Pregnancy & Breastfeeding use

Pregnancy Category B. Yet there are no adequate and well controlled studies of Namenda in pregnant women. Namenda should be used during pregnancy only if the potential benefit justifies the potential risk to the fetus. It is not known whether Namenda is excreted in human breast milk. Because many drugs are excreted in human milk, caution should be exercised when Namenda is administered to a nursing mother.

Contraindication

Namenda Hydrochloride is contraindicated in patients with known hypersensitivity to Namenda Hydrochloride or to any excipients used in the formulation.

Special Warning

In case of renal impairment: A target dose of 5 mg BID is recommended in patients with severe renal impairment (creatinine clearance: 5-29 ml/min).
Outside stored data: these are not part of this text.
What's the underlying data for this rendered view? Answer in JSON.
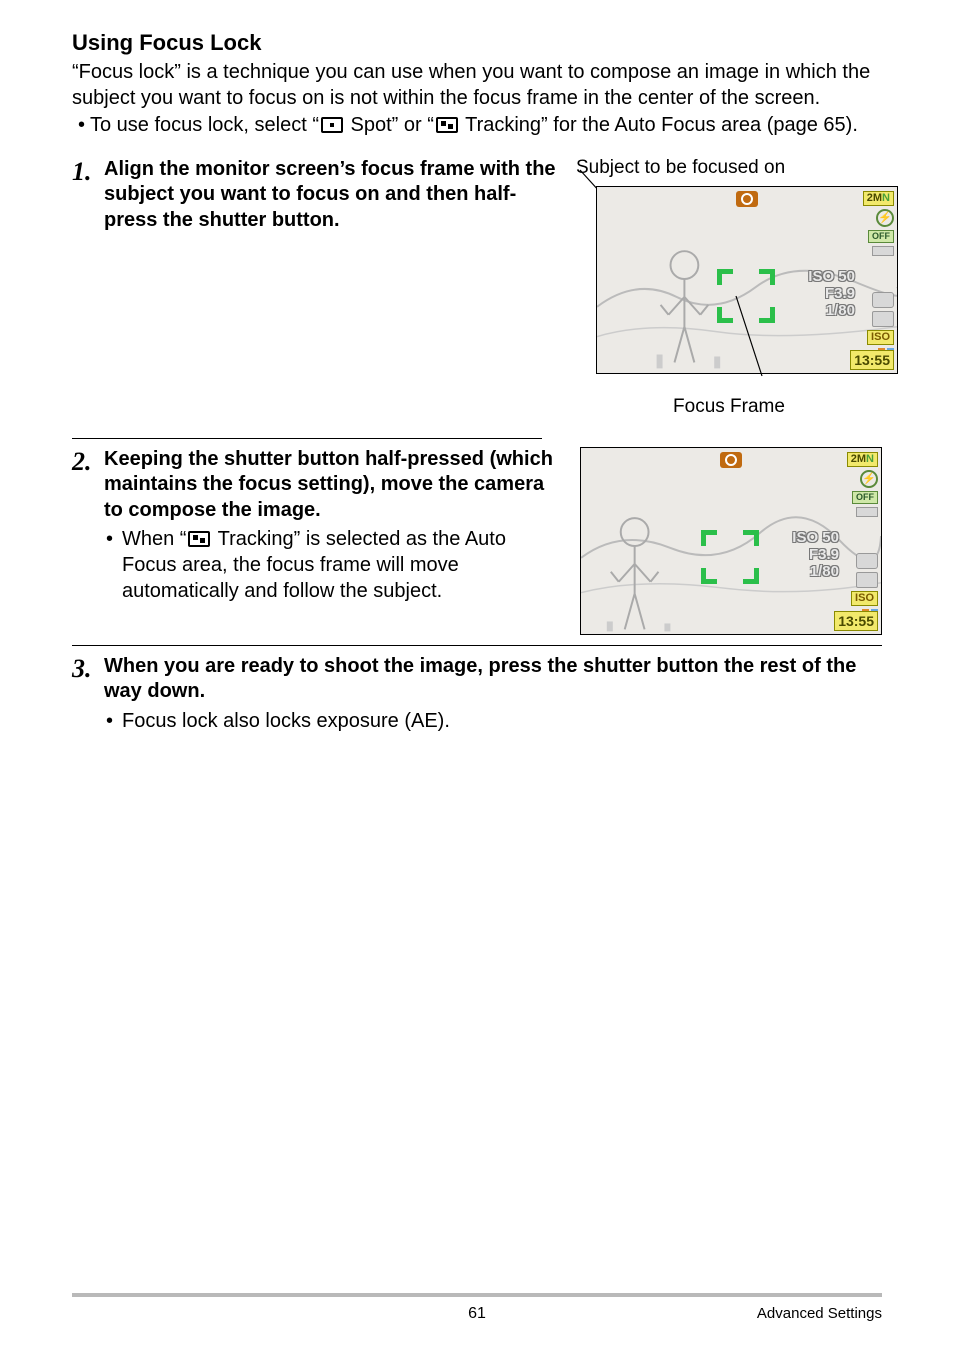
{
  "heading": "Using Focus Lock",
  "intro": "“Focus lock” is a technique you can use when you want to compose an image in which the subject you want to focus on is not within the focus frame in the center of the screen.",
  "preBullet": {
    "before": "To use focus lock, select “",
    "spot": " Spot” or “",
    "tracking": " Tracking” for the Auto Focus area (page 65)."
  },
  "step1": {
    "num": "1.",
    "title": "Align the monitor screen’s focus frame with the subject you want to focus on and then half-press the shutter button.",
    "rightLabel": "Subject to be focused on",
    "focusFrameLabel": "Focus Frame"
  },
  "step2": {
    "num": "2.",
    "title": "Keeping the shutter button half-pressed (which maintains the focus setting), move the camera to compose the image.",
    "bulletBefore": "When “",
    "bulletAfter": " Tracking” is selected as the Auto Focus area, the focus frame will move automatically and follow the subject."
  },
  "step3": {
    "num": "3.",
    "title": "When you are ready to shoot the image, press the shutter button the rest of the way down.",
    "bullet": "Focus lock also locks exposure (AE)."
  },
  "camera": {
    "imgSize": "2M",
    "sizeSuffix": "N",
    "flashIcon": "⊙",
    "off": "OFF",
    "iso": "ISO 50",
    "fstop": "F3.9",
    "shutter": "1/80",
    "isoSide": "ISO",
    "time": "13:55"
  },
  "footer": {
    "page": "61",
    "section": "Advanced Settings"
  }
}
In case of hepatic impairment: No dosage adjustment is needed in patients with mild or moderate hepatic impairment. Namenda should be administered with caution to patients with severe hepatic impairment.

Acute Overdose

Symptoms: Agitation, asthenia, bradycardia, vomiting, dizziness, vertigo, ECG changes, increased BP, visual hallucinations, confusion, lethargy, restlessness, slowed movement, somnolence, stupor, unsteady gait, weakness, loss of consciousness, psychosis, coma.

Management: Symptomatic and supportive treatment. May increase elimination by urinary acidification.

Storage Condition

Store in a cool and dry place, protected from light. Keep this medication out of reach of children.

Innovators Monograph

You find simplified version here Namenda

Namenda contains Memantine see full prescribing information from innovator Namenda Monograph, Namenda MSDS, Namenda FDA label

*** Taking medicines without doctor's advice can cause long-term problems.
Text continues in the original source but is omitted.